Former EPA chief touts nukes
The nation’s former top environmental regulator, in Columbia to promote nuclear power as a spokeswoman for the industry, said the performance of nuclear plants in the aftermath of Japan’s earthquake will say a lot about how safe that country’s atomic energy reactors are in a natural disaster.
In an interview with The State newspaper, one-time U.S. Environmental Protection Agency chief Christine Todd Whitman said, “It’s going to be a very good lesson in how these things work,” Whitman said. “You can’t pretend (the quake) didn’t happen. You can’t pretend there aren’t nuclear reactors. We will be paying attention.’’
South Carolina, which gets much of its energy from nuclear power, has atomic energy plants at four locations in the state: York, Oconee, Darlington and Fairfield counties. All are built to withstand earthquakes. South Carolina hasn’t had a powerful earthquake since the facilities were built.
Whitman, who co-chairs the Clean and Safe Energy Coalition, said the U.S. atomic energy industry is safe. It has rarely had accidents, and in the few times they have occurred, no one has been seriously injured, she said.
“It’s safer than working in a grocery store,’’ said Whitman, who visited civic clubs and college campuses while in Columbia Thursday and Friday and also had visited Columbia in 2007.
Whitman, President George W. Bush’s first EPA administrator, said she’s trying to recruit new members to her 2,600-member organization, which is backed by the nuclear industry. Whitman said atomic power, which doesn’t emit greenhouse gases, is a clean source of energy.
Nuclear power production is controversial because it creates radioactive waste. The Obama administration recently canceled plans to open the Yucca Mountain, Nev., waste disposal site, leaving the nation with no permanent deposal area.
Here are excerpts from Whitman’s interview with The State:
Question: What’s the answer to resolving the nation’s nuclear waste problem?
Answer: … First of all, Congress has said there needs to be one repository, and we need to get moving with that, wherever they decide to locate it. The administration has a study commission to look at all these things. C’mon, we spent billions on Yucca Mountain. It’s ready to go. It could happen. It’s only (Nevada Democratic Sen.) Harry Reid stopping it. It’s not scientific stuff that’s stopping it right now.
The other part of it is going to be reprocessing. We don’t do it in this country; we haven’t been doing it. When we got out of the nuclear business in the ’70s, we kind of stopped. But France, at 80 percent nuclear, has been doing it for a long time now. Japan is doing it.
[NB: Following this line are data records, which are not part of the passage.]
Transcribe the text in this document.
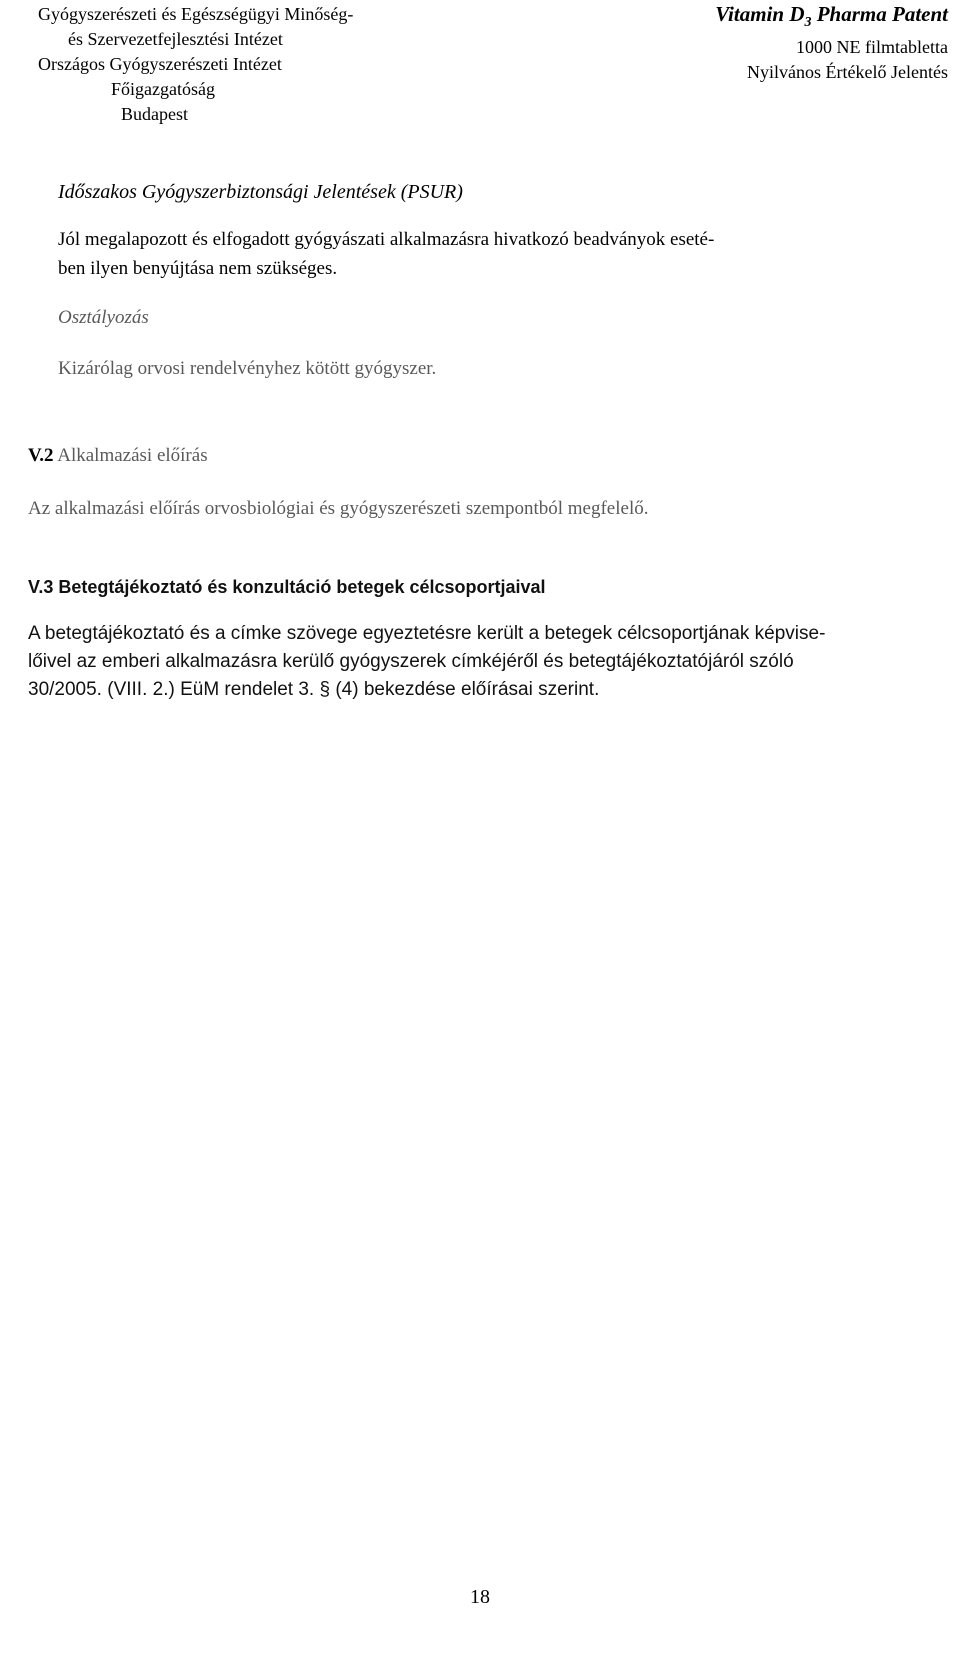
Gyógyszerészeti és Egészségügyi Minőség-
és Szervezetfejlesztési Intézet
Országos Gyógyszerészeti Intézet
Főigazgatóság
Budapest
Vitamin $D_3$ Pharma Patent
1000 NE filmtabletta
Nyilvános Értékelő Jelentés

Időszakos Gyógyszerbiztonsági Jelentések (PSUR)

Jól megalapozott és elfogadott gyógyászati alkalmazásra hivatkozó beadványok eseté-
ben ilyen benyújtása nem szükséges.

Osztályozás

Kizárólag orvosi rendelvényhez kötött gyógyszer.

V.2 Alkalmazási előírás

Az alkalmazási előírás orvosbiológiai és gyógyszerészeti szempontból megfelelő.

V.3 Betegtájékoztató és konzultáció betegek célcsoportjaival

A betegtájékoztató és a címke szövege egyeztetésre került a betegek célcsoportjának képvise-
lőivel az emberi alkalmazásra kerülő gyógyszerek címkéjéről és betegtájékoztatójáról szóló
30/2005. (VIII. 2.) EüM rendelet 3. § (4) bekezdése előírásai szerint.
18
Q: What do you think the chances are of restarting Yucca Mountain?
A: I think it’s going to happen. I think the rest of the country is going to say, ‘Wait a minute; we understand you (in Nevada) don’t want it, but we have got to deal with an issue here.’
Q: With Yucca Mountain, do you think this is a partisan issue, a Republican versus Democrat issue?
A: “This is, ‘If you’re from Nevada, you’re against it.’
Q: So you feel there will be a place to take all this waste?
A: There’s going to be. Right now, it is safely stored on site. But that’s not optimum. I don’t think anybody thinks that is optimum, to have 104 (nuclear power) sites around the country (holding waste). Congress didn’t think it was optimum. That’s why they said there should be one national repository.
Q: Nuclear accidents like those that happened at Chernobyl (1986) and Three Mile Island (1979) don’t occur every day, but they were serious. What about the issue of safety?
A: First of all, Chernobyl (a nuclear plant in the former Soviet Union) was a technology that was never licensed in this country — and it wouldn’t have been. And it hasn’t been since. Everybody learned a lesson from that.
Three Mile Island (in Pennsylvania), interestingly enough, was a meltdown. … But look at what occurred. First of all, if the operators of the site had left the reactor alone, you wouldn’t have had a meltdown. They overrode the system. So that was a wakeup call for the industry on training. But, secondly, if you look at everything that was put in place to protect the workers, much less the public at large — they all worked. … Since then, (federal regulators and the industry) have been constantly upgrading the protections, upgrading the redundancy in the system, trying to make it safer and safer.
Q: There were two fires at a nuclear plant in Hartsville last year, and the NRC has increased the level of scrutiny there because of concerns about the plant operator’s response. Is that what you’re talking about?
A: Yeah. Anytime you have humans involved in something or something complicated, the chances are something can go wrong, some place. But I look at it and I think, ‘I wish you had half this amount of oversight in the chemical industry.’ That worries me far more right now than nuclear.
Q: Numerous nuclear plants across the country are seeking new licenses or licenses to build new reactors. How do you see the issue of regulation? Is there over-regulation of plants applying for new licenses, or is the level proper?
A: I think it’s proper. China can get one of these utilities up, a nuclear reactor up, in three years, from beginning to end. I don’t think we want to be there. I recognize that time is money, and I recognize it’s costly. But you want to be darned sure these things are safe, that they’re done the right way and they have the proper oversight.